Citing evidence of possible problems in six San Quentin executions, Fogel told state officials that Morales could be executed only if steps were taken to make sure he was unconscious while dying - an order that led to a collision with the medical profession.

Two anesthesiologists first agreed to monitor the execution but then backed out. When Fogel said the state could execute Morales later Tuesday using only sodium pentothal, as long as the drug was administered directly by someone licensed to do injections, the prison said it couldn't find a doctor, nurse or medical technician who would take on the task. As a result, the state postponed the execution indefinitely.

The conflict was inevitable once states adopted medical procedures for executions, said Lance Lindsay, executive director of Death Penalty Focus, an anti-capital punishment group in San Francisco.

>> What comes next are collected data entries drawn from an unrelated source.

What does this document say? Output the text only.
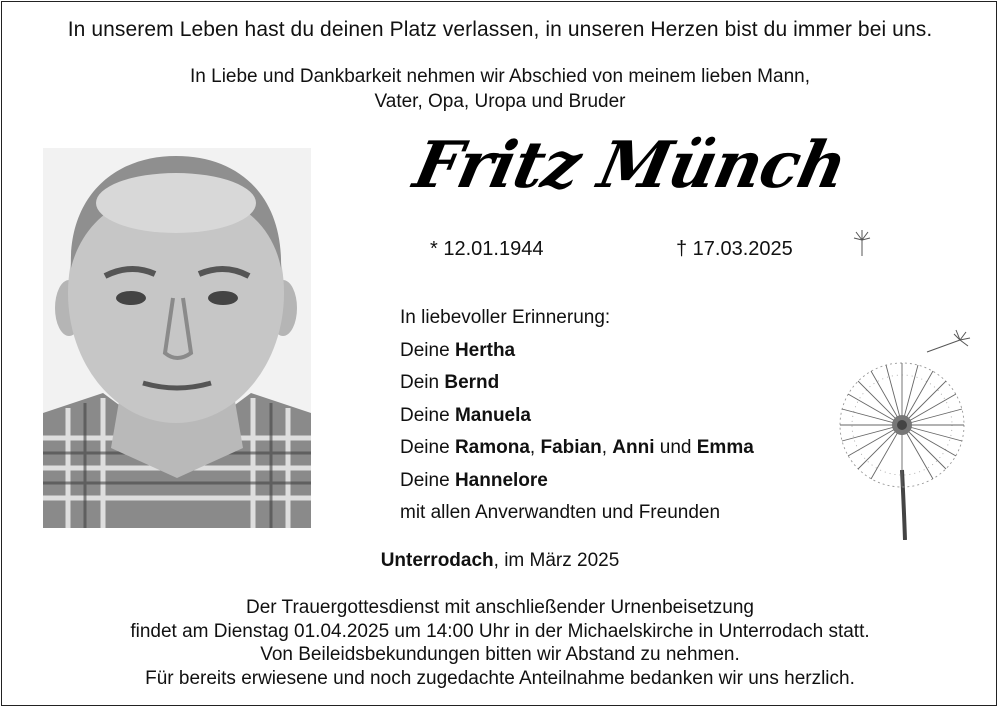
In unserem Leben hast du deinen Platz verlassen, in unseren Herzen bist du immer bei uns.
In Liebe und Dankbarkeit nehmen wir Abschied von meinem lieben Mann,
Vater, Opa, Uropa und Bruder
Fritz Münch
* 12.01.1944	† 17.03.2025
In liebevoller Erinnerung:
Deine Hertha
Dein Bernd
Deine Manuela
Deine Ramona, Fabian, Anni und Emma
Deine Hannelore
mit allen Anverwandten und Freunden
Unterrodach, im März 2025
Der Trauergottesdienst mit anschließender Urnenbeisetzung
findet am Dienstag 01.04.2025 um 14:00 Uhr in der Michaelskirche in Unterrodach statt.
Von Beileidsbekundungen bitten wir Abstand zu nehmen.
Für bereits erwiesene und noch zugedachte Anteilnahme bedanken wir uns herzlich.
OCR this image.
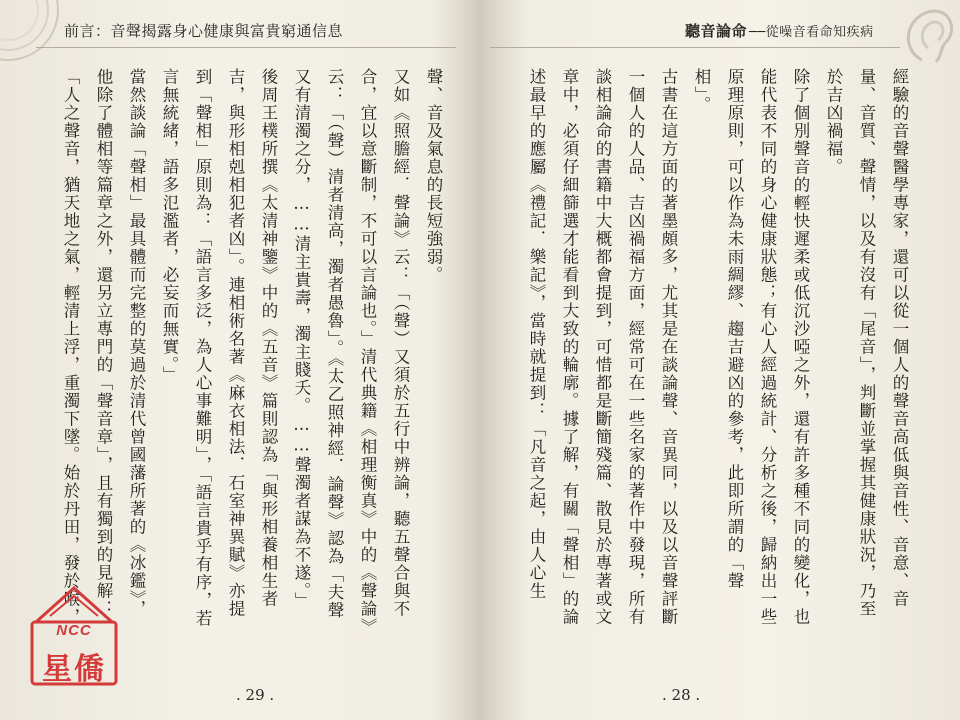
前言：音聲揭露身心健康與富貴窮通信息

聲、音及氣息的長短強弱。

又如《照膽經．聲論》云：「（聲）又須於五行中辨論，聽五聲合與不合，宜以意斷制，不可以言論也。」清代典籍《相理衡真》中的《聲論》云：「（聲）清者清高，濁者愚魯」。《太乙照神經．論聲》認為「夫聲又有清濁之分，……清主貴壽，濁主賤夭。……聲濁者謀為不遂。」

後周王樸所撰《太清神鑒》中的《五音》篇則認為「與形相養相生者吉，與形相剋相犯者凶」。連相術名著《麻衣相法．石室神異賦》亦提到「聲相」原則為：「語言多泛，為人心事難明」，「語言貴乎有序，若言無統緒，語多氾濫者，必妄而無實。」

當然談論「聲相」最具體而完整的莫過於清代曾國藩所著的《冰鑑》，他除了體相等篇章之外，還另立專門的「聲音章」，且有獨到的見解：「人之聲音，猶天地之氣，輕清上浮，重濁下墜。始於丹田，發於喉，

. 29 .
NCC
星僑
聽音論命 ──從噪音看命知疾病

經驗的音聲醫學專家，還可以從一個人的聲音高低與音性、音意、音量、音質、聲情，以及有沒有「尾音」，判斷並掌握其健康狀況，乃至於吉凶禍福。

除了個別聲音的輕快遲柔或低沉沙啞之外，還有許多種不同的變化，也能代表不同的身心健康狀態；有心人經過統計、分析之後，歸納出一些原理原則，可以作為未雨綢繆、趨吉避凶的參考，此即所謂的「聲相」。

古書在這方面的著墨頗多，尤其是在談論聲、音異同，以及以音聲評斷一個人的人品、吉凶禍福方面，經常可在一些名家的著作中發現，所有談相論命的書籍中大概都會提到，可惜都是斷簡殘篇、散見於專著或文章中，必須仔細篩選才能看到大致的輪廓。據了解，有關「聲相」的論述最早的應屬《禮記．樂記》，當時就提到：「凡音之起，由人心生

. 28 .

"If courts have expressed a lack of confidence in the traditional execution protocol and are beginning to require that medical professionals be inserted into the execution procedure, it's now in the hands of the medical profession to decide if they want to be part of the execution team," he said.

Pro-death penalty activist Dudley Sharp said the issue of doctors' involvement has the potential of banning lethal injection.

If courts require a licensed medical professional to be involved in an execution, "they'll do away with lethal injection as a method of execution, because you will get the same response that you just had in California," said Sharp, head of the Houston group Justice for America.